PyCuda 程序继续运行答案

【问题标题】：PyCuda program keeps on runningPyCuda 程序继续运行
【发布时间】：2018-06-27 23:54:54
【问题描述】：

  answer_array = np.zeros_like(self.redarray)
        answer_array_gpu = cuda.mem_alloc(answer_array.nbytes)
        redarray_gpu = cuda.mem_alloc(self.redcont.nbytes)
        greenarray_gpu = cuda.mem_alloc(self.greencont.nbytes)
        bluearray_gpu = cuda.mem_alloc(self.bluecont.nbytes)
        cuda.memcpy_htod(redarray_gpu, self.redcont)
        cuda.memcpy_htod(greenarray_gpu, self.greencont)
        cuda.memcpy_htod(bluearray_gpu, self.bluecont)
        cuda.memcpy_htod(answer_array_gpu, answer_array)

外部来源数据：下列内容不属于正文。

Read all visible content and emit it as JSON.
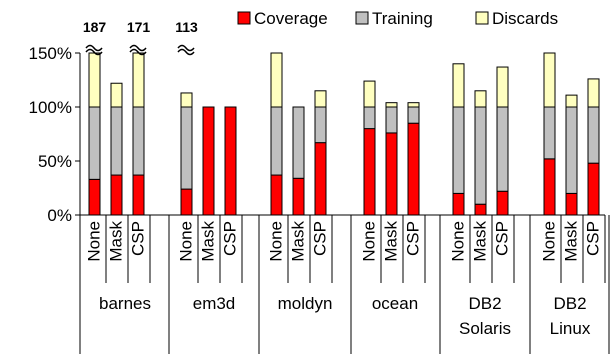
{
  "chart_data": {
    "type": "bar",
    "stacked": true,
    "title": "",
    "xlabel": "",
    "ylabel": "",
    "ylim": [
      0,
      150
    ],
    "yticks": [
      "0%",
      "50%",
      "100%",
      "150%"
    ],
    "grid": false,
    "legend_position": "top",
    "legend": [
      {
        "name": "Coverage",
        "color": "#ff0000"
      },
      {
        "name": "Training",
        "color": "#c0c0c0"
      },
      {
        "name": "Discards",
        "color": "#ffffc0"
      }
    ],
    "groups": [
      {
        "name": [
          "barnes"
        ],
        "bars": [
          {
            "label": "None",
            "coverage": 33,
            "training": 67,
            "discards": 87,
            "overflow_label": "187"
          },
          {
            "label": "Mask",
            "coverage": 37,
            "training": 63,
            "discards": 22
          },
          {
            "label": "CSP",
            "coverage": 37,
            "training": 63,
            "discards": 71,
            "overflow_label": "171"
          }
        ]
      },
      {
        "name": [
          "em3d"
        ],
        "bars": [
          {
            "label": "None",
            "coverage": 24,
            "training": 76,
            "discards": 13,
            "overflow_label": "113"
          },
          {
            "label": "Mask",
            "coverage": 100,
            "training": 0,
            "discards": 0
          },
          {
            "label": "CSP",
            "coverage": 100,
            "training": 0,
            "discards": 0
          }
        ]
      },
      {
        "name": [
          "moldyn"
        ],
        "bars": [
          {
            "label": "None",
            "coverage": 37,
            "training": 63,
            "discards": 53
          },
          {
            "label": "Mask",
            "coverage": 34,
            "training": 66,
            "discards": 0
          },
          {
            "label": "CSP",
            "coverage": 67,
            "training": 33,
            "discards": 15
          }
        ]
      },
      {
        "name": [
          "ocean"
        ],
        "bars": [
          {
            "label": "None",
            "coverage": 80,
            "training": 20,
            "discards": 24
          },
          {
            "label": "Mask",
            "coverage": 76,
            "training": 24,
            "discards": 4
          },
          {
            "label": "CSP",
            "coverage": 85,
            "training": 15,
            "discards": 4
          }
        ]
      },
      {
        "name": [
          "DB2",
          "Solaris"
        ],
        "bars": [
          {
            "label": "None",
            "coverage": 20,
            "training": 80,
            "discards": 40
          },
          {
            "label": "Mask",
            "coverage": 10,
            "training": 90,
            "discards": 15
          },
          {
            "label": "CSP",
            "coverage": 22,
            "training": 78,
            "discards": 37
          }
        ]
      },
      {
        "name": [
          "DB2",
          "Linux"
        ],
        "bars": [
          {
            "label": "None",
            "coverage": 52,
            "training": 48,
            "discards": 55
          },
          {
            "label": "Mask",
            "coverage": 20,
            "training": 80,
            "discards": 11
          },
          {
            "label": "CSP",
            "coverage": 48,
            "training": 52,
            "discards": 26
          }
        ]
      }
    ]
  }
}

        desaturate_mod = SourceModule("""
            __global__ void array_desaturation(float *a, float *b, float *c, float *d){
                int index = blockIdx.x * blockDim.x + threadIdx.x;
                d[index] = ((a[index] + b[index] + c[index])/3);
            }
        """)

        func = desaturate_mod.get_function("array_desaturation")
        func(redarray_gpu, greenarray_gpu, bluearray_gpu, answer_array_gpu,
             block=(self.gpu_threads, self.gpu_threads, self.blocks_to_use))
        desaturated = np.empty_like(self.redarray)
        cuda.memcpy_dtoh(desaturated, answer_array_gpu)
        print(desaturated)
        print("Up to here")

我编写了这段代码来查找三个数组的平均值并将其保存到第四个数组中。该代码既没有打印结果，也没有显示“到这里”的行。可能是什么错误？

附加信息：Redarray、greenarray 和 bluearray 是 float32 numpy 数组

【问题讨论】：

标签： python-3.x matrix pycharm anaconda pycuda

【解决方案1】：

我知道在 C 中开始使用数组，尤其是在 PyCUDA 中可能非常棘手，我花了几个月的时间才让 2D 滑动最大值算法工作。

在这个例子中，你不能像在 Python 中那样访问数组元素，你可以只提供一个索引，因为你将一个指向内存地址的指针传递给每个数组中的第一个元素。可以在here 中找到有关其在 C 中如何工作的有用示例。您还必须传入数组的长度（假设它们都相等，这样我们就不会超出界限），如果它们的长度不同，则分别为它们。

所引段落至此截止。